Electromagnetic field and artificial intelligence based fault detection and classification system for the transmission lines in smart grid
Published in Energy Sources, Part A: Recovery, Utilization, and Environmental Effects, 2021
Chetan Khadse, Abhijeet A. Patharkar, Bharat S. Chaudhari
The transmission line plays a crucial role in the electrical power system. It is essential to detect the faults and isolate the fault that occurs in the transmission line. Early detection of faults in the transmission line leads to an increase in reliability and reduction in service and maintenance cost (Hewitson, Brown, and Balakrishnan 2005). The monitoring of the current and voltage plays a significant role in detection of a fault in the transmission line. The accurate detection of faults depend upon precise monitoring. The current and voltage, both signals are required for the accuracy in most of the fault identification techniques. The high impedance faults in power distribution system are diagnosed in Ghaderi, Ginn, and Mohammadpour (2017) with the help of current and voltage signals. The power line communication technique-based impedance fault is diagnosed in Milioudis, Andreou, and Labridis (2012a). The similar approach is found in Milioudis, Andreou, and Labridis (2012b).
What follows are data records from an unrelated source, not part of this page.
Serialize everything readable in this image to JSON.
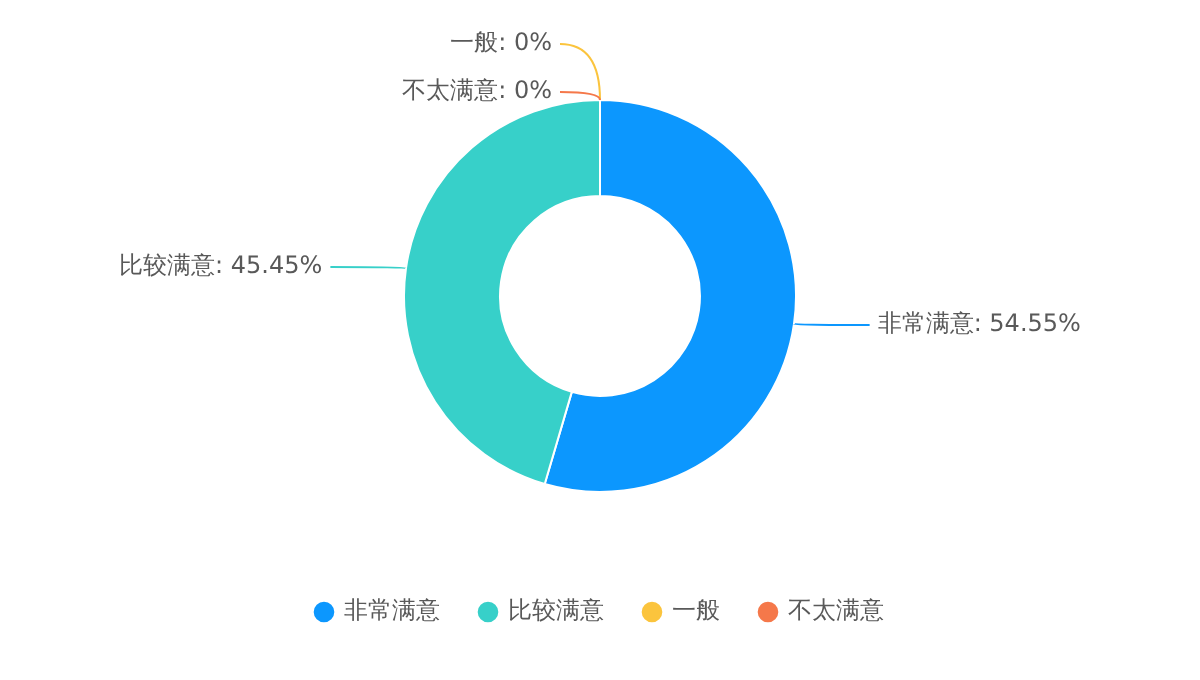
{
  "chart_data": {
    "type": "donut",
    "categories": [
      "非常满意",
      "比较满意",
      "一般",
      "不太满意"
    ],
    "values": [
      54.55,
      45.45,
      0,
      0
    ],
    "value_labels": [
      "非常满意: 54.55%",
      "比较满意: 45.45%",
      "一般: 0%",
      "不太满意: 0%"
    ],
    "colors": [
      "#0c97fe",
      "#37d0c9",
      "#fbc43d",
      "#f5784a"
    ],
    "legend": "bottom"
  }
}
The phasor measurement unit-based impedance fault detection is done in Kargar and Zanjani (2012) which also uses current and voltage signal. The distance protection along with localization using current and voltage signal is proposed in Lee et al. (2006). Nowadays, current transformer (CT) and potential transformer are used for the acquisition of current and voltage signals at the electrical substation. For this purpose, minimum three current transformers are required at each end of the transmission line. It is not economical when it comes to high-voltage lines. The performance of CT may be limited during fault transient due to its core saturation. There is also a physical contact required between instrument transformer and high-voltage line in conventional system. It leads to the adherence of strict safety rules. To overcome such issues and to enhance the reliability and accuracy in the fault detection, magnetic field sensors are one of the promising solutions. The magnetic sensors transform the current in transmission line into horizontal and vertical magnetic fields. Instead of current, these magnetic fields can be used for analysis of the faults in the transmission lines. The different fault types give rise to different pattern of waveforms. If the patterns are recognized with artificial intelligence technique, the fault types can be detected and classified.